The use of sophisticated mathematical tools in modern finance is now commonplace. Researchers and practitioners routinely run simulations or solve differential equations to price securities, estimate risks, or determine hedging strategies. Some of the most important tools employed in these computations are optimization algorithms. Many computational finance problems ranging from asset allocation to risk management, from option pricing to model calibration, can be solved by optimization techniques. This book is devoted to explaining how to solve such problems efficiently and accurately using recent advances in optimization models, methods, and software.
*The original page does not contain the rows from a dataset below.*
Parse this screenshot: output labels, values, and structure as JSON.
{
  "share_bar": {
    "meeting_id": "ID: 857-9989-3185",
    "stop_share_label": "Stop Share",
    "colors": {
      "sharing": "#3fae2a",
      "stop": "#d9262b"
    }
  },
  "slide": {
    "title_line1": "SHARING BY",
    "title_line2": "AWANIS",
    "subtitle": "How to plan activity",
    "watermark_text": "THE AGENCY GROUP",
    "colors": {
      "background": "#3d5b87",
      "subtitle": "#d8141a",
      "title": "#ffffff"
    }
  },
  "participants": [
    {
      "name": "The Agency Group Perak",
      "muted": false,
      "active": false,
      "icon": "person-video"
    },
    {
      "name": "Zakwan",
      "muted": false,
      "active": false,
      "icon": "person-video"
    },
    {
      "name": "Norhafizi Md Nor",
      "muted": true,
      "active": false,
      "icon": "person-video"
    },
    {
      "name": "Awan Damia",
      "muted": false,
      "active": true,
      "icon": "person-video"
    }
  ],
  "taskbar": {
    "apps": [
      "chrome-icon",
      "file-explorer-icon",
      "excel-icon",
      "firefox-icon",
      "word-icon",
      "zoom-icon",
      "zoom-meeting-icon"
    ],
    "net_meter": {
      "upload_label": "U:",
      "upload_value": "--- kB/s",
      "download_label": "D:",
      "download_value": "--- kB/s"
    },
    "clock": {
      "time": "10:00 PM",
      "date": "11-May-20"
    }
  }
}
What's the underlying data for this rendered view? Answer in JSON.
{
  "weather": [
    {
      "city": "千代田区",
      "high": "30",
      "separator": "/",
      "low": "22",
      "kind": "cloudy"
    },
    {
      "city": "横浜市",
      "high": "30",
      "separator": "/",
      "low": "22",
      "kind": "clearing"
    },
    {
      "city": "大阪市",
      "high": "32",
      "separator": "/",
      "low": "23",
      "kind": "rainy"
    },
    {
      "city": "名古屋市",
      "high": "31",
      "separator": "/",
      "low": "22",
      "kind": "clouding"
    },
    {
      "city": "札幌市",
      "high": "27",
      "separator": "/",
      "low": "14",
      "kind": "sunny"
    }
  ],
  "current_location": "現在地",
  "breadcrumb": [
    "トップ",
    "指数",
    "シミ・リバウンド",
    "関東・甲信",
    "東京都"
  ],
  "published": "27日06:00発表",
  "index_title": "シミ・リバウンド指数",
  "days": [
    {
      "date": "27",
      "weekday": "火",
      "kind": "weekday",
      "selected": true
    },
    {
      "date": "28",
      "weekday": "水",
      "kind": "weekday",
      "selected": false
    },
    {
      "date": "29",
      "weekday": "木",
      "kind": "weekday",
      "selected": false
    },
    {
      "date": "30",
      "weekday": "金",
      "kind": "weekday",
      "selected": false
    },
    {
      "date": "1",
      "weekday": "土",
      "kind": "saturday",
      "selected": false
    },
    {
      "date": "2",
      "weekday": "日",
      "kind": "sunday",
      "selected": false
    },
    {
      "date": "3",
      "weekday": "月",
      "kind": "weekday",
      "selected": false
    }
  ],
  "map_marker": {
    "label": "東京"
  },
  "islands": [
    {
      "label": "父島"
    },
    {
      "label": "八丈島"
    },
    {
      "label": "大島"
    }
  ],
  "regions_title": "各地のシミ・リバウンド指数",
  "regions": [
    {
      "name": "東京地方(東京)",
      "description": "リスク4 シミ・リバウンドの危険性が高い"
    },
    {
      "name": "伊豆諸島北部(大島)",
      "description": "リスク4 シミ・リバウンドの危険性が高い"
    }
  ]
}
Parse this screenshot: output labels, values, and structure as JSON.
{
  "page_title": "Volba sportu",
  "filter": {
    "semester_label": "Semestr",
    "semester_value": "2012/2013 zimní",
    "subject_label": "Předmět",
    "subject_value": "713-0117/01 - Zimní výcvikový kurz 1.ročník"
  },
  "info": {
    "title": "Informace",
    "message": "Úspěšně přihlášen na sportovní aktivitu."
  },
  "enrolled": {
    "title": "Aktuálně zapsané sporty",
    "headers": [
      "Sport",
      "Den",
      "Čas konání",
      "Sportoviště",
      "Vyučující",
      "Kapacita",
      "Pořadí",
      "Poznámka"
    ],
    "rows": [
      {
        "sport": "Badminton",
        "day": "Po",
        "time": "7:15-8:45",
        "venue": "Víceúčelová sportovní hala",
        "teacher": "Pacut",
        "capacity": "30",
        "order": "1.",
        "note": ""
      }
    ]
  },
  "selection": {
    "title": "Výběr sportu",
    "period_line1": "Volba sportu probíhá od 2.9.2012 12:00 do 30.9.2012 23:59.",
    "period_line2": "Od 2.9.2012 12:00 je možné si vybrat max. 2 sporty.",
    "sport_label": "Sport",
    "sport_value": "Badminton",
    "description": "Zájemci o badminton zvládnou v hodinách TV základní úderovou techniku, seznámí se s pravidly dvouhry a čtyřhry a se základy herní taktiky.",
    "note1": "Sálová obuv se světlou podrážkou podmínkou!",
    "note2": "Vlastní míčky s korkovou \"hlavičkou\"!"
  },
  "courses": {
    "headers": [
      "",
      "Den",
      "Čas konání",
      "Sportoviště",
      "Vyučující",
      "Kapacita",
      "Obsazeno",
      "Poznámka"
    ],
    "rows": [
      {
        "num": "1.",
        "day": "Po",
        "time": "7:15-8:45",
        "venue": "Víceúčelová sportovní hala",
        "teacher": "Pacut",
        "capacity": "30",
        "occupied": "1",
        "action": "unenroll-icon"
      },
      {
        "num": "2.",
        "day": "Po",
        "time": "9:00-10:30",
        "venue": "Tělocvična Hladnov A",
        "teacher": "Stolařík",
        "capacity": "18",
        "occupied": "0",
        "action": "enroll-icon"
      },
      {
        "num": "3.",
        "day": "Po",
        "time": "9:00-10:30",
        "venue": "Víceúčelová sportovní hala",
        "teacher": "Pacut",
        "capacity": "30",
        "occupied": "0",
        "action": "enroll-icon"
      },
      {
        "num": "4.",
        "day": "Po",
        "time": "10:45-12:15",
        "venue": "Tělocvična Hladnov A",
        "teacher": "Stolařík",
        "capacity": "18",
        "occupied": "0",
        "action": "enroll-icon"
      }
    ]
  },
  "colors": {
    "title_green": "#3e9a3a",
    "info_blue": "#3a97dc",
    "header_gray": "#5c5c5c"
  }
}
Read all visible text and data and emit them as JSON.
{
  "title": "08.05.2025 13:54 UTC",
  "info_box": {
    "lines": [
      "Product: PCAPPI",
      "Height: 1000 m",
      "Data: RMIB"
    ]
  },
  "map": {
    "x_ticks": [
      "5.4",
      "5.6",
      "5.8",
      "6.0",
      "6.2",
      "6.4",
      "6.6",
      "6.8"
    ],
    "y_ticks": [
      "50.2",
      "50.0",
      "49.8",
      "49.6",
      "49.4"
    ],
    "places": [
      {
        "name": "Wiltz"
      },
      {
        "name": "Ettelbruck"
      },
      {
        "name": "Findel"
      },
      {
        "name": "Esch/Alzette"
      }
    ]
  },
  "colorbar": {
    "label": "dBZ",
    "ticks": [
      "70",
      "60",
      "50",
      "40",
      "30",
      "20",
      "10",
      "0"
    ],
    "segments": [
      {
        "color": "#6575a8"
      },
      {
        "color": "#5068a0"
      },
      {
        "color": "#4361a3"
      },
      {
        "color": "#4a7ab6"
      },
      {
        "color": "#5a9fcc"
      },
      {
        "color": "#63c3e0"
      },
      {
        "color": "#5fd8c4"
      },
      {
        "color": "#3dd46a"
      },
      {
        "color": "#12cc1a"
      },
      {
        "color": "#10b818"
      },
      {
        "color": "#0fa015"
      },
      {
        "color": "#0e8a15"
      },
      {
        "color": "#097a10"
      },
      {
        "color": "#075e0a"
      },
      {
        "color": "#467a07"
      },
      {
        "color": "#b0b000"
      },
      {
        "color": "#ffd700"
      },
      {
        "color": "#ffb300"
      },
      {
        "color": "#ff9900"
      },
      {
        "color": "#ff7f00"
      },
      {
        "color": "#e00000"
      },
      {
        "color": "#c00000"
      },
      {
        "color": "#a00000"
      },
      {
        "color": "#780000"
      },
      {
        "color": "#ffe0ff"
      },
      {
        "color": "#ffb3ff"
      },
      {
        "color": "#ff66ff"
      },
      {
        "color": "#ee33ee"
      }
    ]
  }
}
Optimization is a mature branch of applied mathematics. Typical optimization problems have the objective of allocating limited resources to alternative activities in order to maximize the total benefit obtained from these activities. Through decades of intensive and innovative research, fast and reliable algorithms and software have become available for many classes of optimization problems. Consequently, optimization is now being used as an effective management and decision-support tool in many industries, including the financial industry.
This book discusses several classes of optimization problems encountered in financial models, including linear, quadratic, integer, dynamic, stochastic, conic, and robust programming. For each problem class, after introducing the relevant theory (optimality conditions, duality, etc.) and efficient solution methods, we discuss several problems of mathematical finance that can be modeled within this problem class. The reader is guided through the solution of asset/liability cash-flow matching using linear programming techniques, which are also used to explain asset pricing and arbitrage. Volatility estimation is discussed using nonlinear optimization models.